Not only has Pettit taken spectacular images but he has also helped his fellow astronauts capture better photos by inventing a barn door tracker from “stuff lying around” the ISS. It is a device that counteracts orbital motion in space allowing photographers to capture sharp images of cities at night.

“Before I made this barn door tracker on the station you would do a handheld picture of cities at night with maybe a one-second exposure and they’d always be blurry particularly if they were done with a telephoto lens,” he told PetaPixel in November last year. “This was the first time it allowed anybody to get sharp images of cities at night.”

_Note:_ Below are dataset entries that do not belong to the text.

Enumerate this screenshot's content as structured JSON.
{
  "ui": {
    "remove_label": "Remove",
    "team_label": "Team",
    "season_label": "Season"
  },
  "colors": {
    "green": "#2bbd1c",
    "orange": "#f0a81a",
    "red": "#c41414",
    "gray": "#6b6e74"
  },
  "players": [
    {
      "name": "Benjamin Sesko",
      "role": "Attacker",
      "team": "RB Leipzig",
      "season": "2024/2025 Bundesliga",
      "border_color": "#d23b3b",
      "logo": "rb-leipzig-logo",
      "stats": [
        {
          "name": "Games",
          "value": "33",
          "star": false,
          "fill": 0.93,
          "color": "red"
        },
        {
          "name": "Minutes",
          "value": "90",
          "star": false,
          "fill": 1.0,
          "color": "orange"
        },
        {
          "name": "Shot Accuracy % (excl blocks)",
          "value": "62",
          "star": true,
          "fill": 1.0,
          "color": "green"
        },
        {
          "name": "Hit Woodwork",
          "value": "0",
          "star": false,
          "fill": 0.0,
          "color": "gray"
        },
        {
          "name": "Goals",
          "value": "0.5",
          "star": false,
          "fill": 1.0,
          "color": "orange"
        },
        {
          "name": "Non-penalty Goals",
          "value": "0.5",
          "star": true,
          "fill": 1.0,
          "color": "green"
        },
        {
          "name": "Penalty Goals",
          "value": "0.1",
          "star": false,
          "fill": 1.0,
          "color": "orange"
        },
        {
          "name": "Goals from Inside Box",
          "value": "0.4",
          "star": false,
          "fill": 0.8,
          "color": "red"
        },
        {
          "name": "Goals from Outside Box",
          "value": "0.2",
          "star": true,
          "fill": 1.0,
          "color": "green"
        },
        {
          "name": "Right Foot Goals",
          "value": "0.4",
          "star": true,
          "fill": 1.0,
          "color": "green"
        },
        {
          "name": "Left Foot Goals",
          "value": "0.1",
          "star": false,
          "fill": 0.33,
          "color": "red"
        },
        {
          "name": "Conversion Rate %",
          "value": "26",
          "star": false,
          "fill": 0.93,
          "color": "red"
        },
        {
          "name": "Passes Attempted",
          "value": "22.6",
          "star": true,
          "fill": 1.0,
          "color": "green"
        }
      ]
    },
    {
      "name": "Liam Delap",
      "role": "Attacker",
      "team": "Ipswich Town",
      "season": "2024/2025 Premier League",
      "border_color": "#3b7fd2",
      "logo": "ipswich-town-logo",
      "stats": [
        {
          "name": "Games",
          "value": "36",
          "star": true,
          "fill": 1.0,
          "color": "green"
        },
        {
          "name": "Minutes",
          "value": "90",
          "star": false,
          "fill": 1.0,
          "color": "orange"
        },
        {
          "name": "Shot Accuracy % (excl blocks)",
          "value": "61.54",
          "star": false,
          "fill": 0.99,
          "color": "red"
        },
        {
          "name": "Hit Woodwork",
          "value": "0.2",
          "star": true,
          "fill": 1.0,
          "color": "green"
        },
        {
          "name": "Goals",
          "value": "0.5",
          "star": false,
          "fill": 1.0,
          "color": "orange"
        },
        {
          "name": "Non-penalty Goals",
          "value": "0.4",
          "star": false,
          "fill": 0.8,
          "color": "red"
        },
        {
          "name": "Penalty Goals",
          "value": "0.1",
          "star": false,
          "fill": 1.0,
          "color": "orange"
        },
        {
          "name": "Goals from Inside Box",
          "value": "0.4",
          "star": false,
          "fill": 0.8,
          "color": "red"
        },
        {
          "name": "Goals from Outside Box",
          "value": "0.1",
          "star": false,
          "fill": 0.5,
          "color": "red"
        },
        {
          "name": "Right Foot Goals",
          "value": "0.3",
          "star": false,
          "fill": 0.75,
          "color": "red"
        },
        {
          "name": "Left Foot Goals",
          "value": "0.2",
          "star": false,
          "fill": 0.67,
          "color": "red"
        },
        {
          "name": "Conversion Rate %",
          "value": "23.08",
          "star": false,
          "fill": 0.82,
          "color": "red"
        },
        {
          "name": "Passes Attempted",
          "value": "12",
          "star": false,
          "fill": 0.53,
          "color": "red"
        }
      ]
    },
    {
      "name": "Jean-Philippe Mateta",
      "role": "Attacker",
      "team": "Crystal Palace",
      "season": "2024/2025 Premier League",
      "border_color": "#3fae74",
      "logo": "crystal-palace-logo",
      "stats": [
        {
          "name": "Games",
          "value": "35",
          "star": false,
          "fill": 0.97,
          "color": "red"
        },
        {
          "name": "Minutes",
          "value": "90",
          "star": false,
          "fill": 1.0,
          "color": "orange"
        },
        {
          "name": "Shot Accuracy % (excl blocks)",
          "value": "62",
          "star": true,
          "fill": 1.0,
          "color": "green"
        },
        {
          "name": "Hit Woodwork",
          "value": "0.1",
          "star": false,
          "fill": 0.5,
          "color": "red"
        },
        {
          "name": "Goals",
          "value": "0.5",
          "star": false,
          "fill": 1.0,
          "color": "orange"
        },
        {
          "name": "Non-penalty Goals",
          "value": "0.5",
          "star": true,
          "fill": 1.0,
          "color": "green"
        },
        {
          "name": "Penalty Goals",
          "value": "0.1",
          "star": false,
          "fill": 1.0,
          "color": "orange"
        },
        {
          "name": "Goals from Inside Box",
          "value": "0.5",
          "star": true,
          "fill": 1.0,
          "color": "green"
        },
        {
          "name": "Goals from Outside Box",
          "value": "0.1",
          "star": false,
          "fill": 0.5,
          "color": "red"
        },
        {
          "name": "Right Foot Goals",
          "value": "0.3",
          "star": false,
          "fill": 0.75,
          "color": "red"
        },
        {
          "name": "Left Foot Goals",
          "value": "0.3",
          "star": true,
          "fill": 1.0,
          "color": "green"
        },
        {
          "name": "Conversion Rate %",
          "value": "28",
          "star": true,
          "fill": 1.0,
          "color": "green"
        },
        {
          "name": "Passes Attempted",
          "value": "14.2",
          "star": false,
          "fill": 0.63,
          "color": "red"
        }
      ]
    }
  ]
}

But in an exciting development, Pettit is bringing an improved version of the barn door tracker that is a wind-up device based on a kitchen timer.

“It will reduce the motion so that the shaft turns one revolution every 90 minutes—that’s the station’s orbital period,” he tells Scientific American.

“And the station will pitch down at a rate that makes one revolution about its center of gravity. That way, the same side of the station points towards Earth as it goes around. This pitch rate is about four degrees a minute.

“I made a little wind-up timer that will move a camera mount at the pitch rate, so that way I can do time exposures primarily intended for pictures of the stars.”

Pettit’s invention will mean that photographers onboard the ISS will be able to make exposures of the stars longer than three seconds which he says should bring out the array of colors that can be seen across the Universe when looking with the naked eye.

“There are colors of stars that you just can’t discern from Earth,” he adds.

A stunning view from the International Space Station shows streaks of light from stars and city lights on Earth beneath the horizon. The image captures the curvature of Earth with layers of atmospheric colors transitioning from blue to orange.

The astrophotography aid is not the only device Pettit has invented in space, he devised an open cup that allows astronauts to sip coffee in microgravity. Until then, all liquid was consumed out of a plastic bag using a straw. It became the first patented invention made in space.

Pettit has been shooting photos since he was a boy, starting with a Kodak Brownie camera when he shot and developed black-and-white film himself.

“I was already an expert in photography when I got selected as an astronaut,” he said.

“I just kept moving up and up and dumping as much money as I had into photographic equipment as probably all the people who follow PetaPixel do.”